A correspondent writes to ask if singing is ever used in speech. She isn't thinking of intonation, sometimes described in a metaphorical way as the musical property of speech - ‘metaphorical’, of course, because our voices don't need to be tuned to concert pitch before we begin a conversation. She has in mind something rather less obvious - musical quotations or catch-phrases, where a musical extract is given a generalized linguistic interpretation.
Yes, there are instances. I've heard people sometimes say Hallejuah! when a satisfactory outcome has been achieved, but instead of saying it they sing it as the opening bars of the chorus from Handel's Messiah. I can't think of many like that. Rather more common is the vocal rendition of orchestral fragments. A contemporary example is the theme from Jaws. The jocular expression of an approaching dangerous social situation is often conveyed by people sounding out its ominous low-pitched glissando quavers. It forms part of a dialogue that is otherwise speech, and it's meant to be judged by the same standards. Nobody thinks of it as an attempt to artistically render the original musical score.
I've collected several examples of this kind in conversational settings: the theme from the Twilight Zone, Dr Who, Dragnet, the shower-room scene in Psycho, Laurel and Hardy’s clumsy walk music, the riff in Close Encounters of the Third Kind, and the opening motif of Beethoven’s Fifth Symphony. The extract is usually highly stereotyped and brief. It may be just a couple of notes. Someone who arrives in a room with something special to show may accompany it with ‘Ta-raa’, or the fanfare from a racecourse. I've heard people use the whistled motif from Clint Eastwood’s Spaghetti Western films and the chase music from a Keystone Kops film. Devotees of The Prisoner cult TV series (the original one, not the Hollywood remake) introduce its brief musical motifs into their speech to the point of boredom. TV ads can prompt the use of a tune. I'd be interested to hear of other cases.
What is linguistically interesting is that some of these excerpts make sense even if the participants have never encountered (or have forgotten) the original version. The Jaws theme, for example, has taken on a life of its own - a musical idiom expressing mock danger. In such cases, the semantic interpretation is clear. On the other hand, in cases such as the Dr Who theme, the function seems to be pragmatic rather than semantic - to build rapport among people who have shared a cultural experience. Some of the examples may be very transient, therefore, and (as in the case of TV ads) may not make sense outside of the regional setting in which they were first heard.

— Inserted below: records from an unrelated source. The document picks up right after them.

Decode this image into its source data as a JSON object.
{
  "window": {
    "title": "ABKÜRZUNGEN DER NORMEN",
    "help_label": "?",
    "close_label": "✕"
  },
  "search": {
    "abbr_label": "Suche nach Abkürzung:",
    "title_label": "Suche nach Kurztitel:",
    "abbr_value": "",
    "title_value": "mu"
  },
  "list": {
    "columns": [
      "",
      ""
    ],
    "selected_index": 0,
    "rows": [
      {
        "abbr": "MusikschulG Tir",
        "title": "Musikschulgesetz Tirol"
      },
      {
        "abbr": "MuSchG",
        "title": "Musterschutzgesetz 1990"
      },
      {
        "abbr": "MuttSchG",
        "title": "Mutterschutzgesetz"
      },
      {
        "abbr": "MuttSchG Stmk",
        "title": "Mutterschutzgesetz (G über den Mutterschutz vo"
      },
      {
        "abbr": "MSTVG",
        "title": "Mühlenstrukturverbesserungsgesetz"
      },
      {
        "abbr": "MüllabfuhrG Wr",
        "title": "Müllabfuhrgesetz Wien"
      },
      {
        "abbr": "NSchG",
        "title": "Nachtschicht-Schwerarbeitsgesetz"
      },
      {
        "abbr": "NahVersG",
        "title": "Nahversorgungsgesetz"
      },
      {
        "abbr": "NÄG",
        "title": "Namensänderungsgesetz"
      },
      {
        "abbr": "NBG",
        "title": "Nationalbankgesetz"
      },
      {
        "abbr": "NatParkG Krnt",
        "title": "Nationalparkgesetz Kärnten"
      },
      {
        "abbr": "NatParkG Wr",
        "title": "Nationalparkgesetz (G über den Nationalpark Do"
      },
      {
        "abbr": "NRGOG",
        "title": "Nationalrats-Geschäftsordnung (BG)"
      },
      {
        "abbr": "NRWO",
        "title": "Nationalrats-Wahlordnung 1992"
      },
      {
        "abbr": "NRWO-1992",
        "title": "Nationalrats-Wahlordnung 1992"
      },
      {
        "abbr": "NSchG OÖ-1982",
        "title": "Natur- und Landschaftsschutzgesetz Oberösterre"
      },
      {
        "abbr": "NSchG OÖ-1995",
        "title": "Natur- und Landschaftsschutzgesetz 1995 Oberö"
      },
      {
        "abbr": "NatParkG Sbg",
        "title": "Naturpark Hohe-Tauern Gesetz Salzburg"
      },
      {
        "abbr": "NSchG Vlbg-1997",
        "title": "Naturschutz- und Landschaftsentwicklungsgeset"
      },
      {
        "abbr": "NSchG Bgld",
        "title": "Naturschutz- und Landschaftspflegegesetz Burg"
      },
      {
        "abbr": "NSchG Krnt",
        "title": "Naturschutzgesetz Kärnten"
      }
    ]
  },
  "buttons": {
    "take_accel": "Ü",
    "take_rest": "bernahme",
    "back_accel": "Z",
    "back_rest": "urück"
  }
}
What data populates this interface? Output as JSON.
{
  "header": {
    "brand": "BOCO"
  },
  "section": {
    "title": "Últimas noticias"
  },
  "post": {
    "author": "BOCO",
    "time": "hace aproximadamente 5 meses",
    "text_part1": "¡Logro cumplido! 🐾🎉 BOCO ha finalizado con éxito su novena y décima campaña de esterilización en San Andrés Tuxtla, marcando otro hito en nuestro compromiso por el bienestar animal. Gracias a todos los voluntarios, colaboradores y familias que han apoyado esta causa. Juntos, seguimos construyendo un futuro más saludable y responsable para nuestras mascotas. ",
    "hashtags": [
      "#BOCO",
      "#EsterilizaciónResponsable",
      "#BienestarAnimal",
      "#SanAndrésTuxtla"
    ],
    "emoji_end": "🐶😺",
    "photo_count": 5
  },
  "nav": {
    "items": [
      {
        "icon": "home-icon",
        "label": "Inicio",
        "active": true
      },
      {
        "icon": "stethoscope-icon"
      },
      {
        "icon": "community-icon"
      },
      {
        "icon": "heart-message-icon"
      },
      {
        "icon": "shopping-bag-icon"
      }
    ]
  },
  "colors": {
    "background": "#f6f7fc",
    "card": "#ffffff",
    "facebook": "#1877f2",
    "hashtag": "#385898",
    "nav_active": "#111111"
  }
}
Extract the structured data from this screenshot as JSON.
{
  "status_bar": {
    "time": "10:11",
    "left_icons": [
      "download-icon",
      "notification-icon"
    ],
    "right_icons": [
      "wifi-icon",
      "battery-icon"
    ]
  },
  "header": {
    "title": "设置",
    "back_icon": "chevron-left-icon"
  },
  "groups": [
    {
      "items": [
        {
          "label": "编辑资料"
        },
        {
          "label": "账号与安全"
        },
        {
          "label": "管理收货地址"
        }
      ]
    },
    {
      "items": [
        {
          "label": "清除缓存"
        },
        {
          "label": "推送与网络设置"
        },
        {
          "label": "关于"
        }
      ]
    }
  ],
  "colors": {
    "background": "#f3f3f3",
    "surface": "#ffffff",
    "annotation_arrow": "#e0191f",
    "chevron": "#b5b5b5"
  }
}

Phoneticians have problems with these things. They aren't easy to transcribe, not least because they use an absolute musical scale, whereas speech uses a relativistic scale. It doesn't make sense to think of people as speaking 'out of tune' (though some prosodic disorders in speech pathology might aptly be described in that way). Try transcribing the theme from Jaws, and you'll see the problem straight away.